Enhanced removal of natural organic matter by hybrid process of electrocoagulation and dead-end microfiltration

• There is a critical need to optimize NOM removal by membrane filtration.
• EC pretreatment significantly improved NOM removal rates and may dramatically mitigates fouling, in MF.
• The differences between improved NOM removal mechanism and fouling mitigation mechanism were discussed.
• The effects of solution pH, electrodes type and EC operation times were investigated.
• The filtration performance of hybrid EC&MF were supreme to UF, demonstrating its potential as efficient NOM removal method.
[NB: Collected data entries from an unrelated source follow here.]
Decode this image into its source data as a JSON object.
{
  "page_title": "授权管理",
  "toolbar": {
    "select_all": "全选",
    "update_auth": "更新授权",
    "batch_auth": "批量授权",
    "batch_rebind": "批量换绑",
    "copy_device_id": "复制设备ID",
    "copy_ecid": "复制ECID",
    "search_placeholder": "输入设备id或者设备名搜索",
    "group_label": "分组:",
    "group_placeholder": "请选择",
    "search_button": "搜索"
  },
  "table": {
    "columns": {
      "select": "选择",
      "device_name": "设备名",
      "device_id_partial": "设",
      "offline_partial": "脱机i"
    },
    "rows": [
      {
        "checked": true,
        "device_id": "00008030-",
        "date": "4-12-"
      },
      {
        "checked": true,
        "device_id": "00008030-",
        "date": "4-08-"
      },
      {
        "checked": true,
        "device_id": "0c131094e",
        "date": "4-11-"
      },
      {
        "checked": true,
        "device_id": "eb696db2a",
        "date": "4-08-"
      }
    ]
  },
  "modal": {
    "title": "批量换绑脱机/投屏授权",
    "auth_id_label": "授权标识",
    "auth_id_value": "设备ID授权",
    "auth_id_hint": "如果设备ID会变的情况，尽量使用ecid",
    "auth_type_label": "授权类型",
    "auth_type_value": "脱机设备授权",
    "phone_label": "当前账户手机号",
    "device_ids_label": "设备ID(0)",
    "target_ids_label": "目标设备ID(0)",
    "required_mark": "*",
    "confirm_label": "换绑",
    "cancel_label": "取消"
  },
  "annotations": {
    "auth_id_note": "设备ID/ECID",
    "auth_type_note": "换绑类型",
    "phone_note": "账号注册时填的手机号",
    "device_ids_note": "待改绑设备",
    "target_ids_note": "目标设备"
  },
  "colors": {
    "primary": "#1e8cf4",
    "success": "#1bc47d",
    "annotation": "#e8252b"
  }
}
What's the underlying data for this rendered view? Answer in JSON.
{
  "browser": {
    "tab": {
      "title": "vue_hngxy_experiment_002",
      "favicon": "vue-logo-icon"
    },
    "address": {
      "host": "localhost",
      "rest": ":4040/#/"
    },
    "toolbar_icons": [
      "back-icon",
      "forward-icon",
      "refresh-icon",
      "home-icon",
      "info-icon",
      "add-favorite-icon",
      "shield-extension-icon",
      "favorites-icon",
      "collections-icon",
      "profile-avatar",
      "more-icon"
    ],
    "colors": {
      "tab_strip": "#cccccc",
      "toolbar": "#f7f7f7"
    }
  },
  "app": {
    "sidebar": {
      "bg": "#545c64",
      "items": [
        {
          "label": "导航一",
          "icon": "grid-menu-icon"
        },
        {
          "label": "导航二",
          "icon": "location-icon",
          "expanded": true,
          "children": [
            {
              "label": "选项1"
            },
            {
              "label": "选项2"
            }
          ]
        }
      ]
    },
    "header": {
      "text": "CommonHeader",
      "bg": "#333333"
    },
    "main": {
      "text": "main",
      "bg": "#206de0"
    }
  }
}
The significant role played by natural organic matter (NOM) in aquatic environments and water purification processes motivates the critical need to optimize its removal by membrane filtration. This work studied the performances of hybrid process that combines electrocoagulation (EC) and dead-end microfiltration (MF) to remove NOM. Both iron and aluminum were used as the anode materials under experimental conditions of pH 6, 7 and 8. Filtration performance was characterized by NOM removal rates and the time needed to filter 750 mL of solution. The results revealed that both iron- and aluminum-based electrocoagulation pretreatment can mitigate NOM fouling and improve NOM removal rates. Still, improved NOM removal due to EC pretreatment was not necessarily followed by fouling mitigation and, in some conditions, a severe fouling effect coupled with improved removal rates was observed. In general, the positive effect of EC on fouling was observed both at the initial stage and during the late stages of filtration. Both fouling mitigation intensity and improved removal rates were strongly dependent on initial pH value, EC operation time and type of electrode. The most significant improvement in MF performance due to iron- or aluminum-based EC was observed at pH 6. At higher pHs (7 and 8), the iron electrode was favored over the aluminum electrode.At optimal conditions, a 36-fold shorter filtration time and a 20% increase in NOM removal rates were observed with the EC-MF hybrid process as compared to 100 kDa ultrafiltration alone. These observations emphasize the high potential to incorporate an EC-MF hybrid process into NOM removal methods, due to its ability to facilitate high fluxes, low fouling, and high colloidal/NOM removal.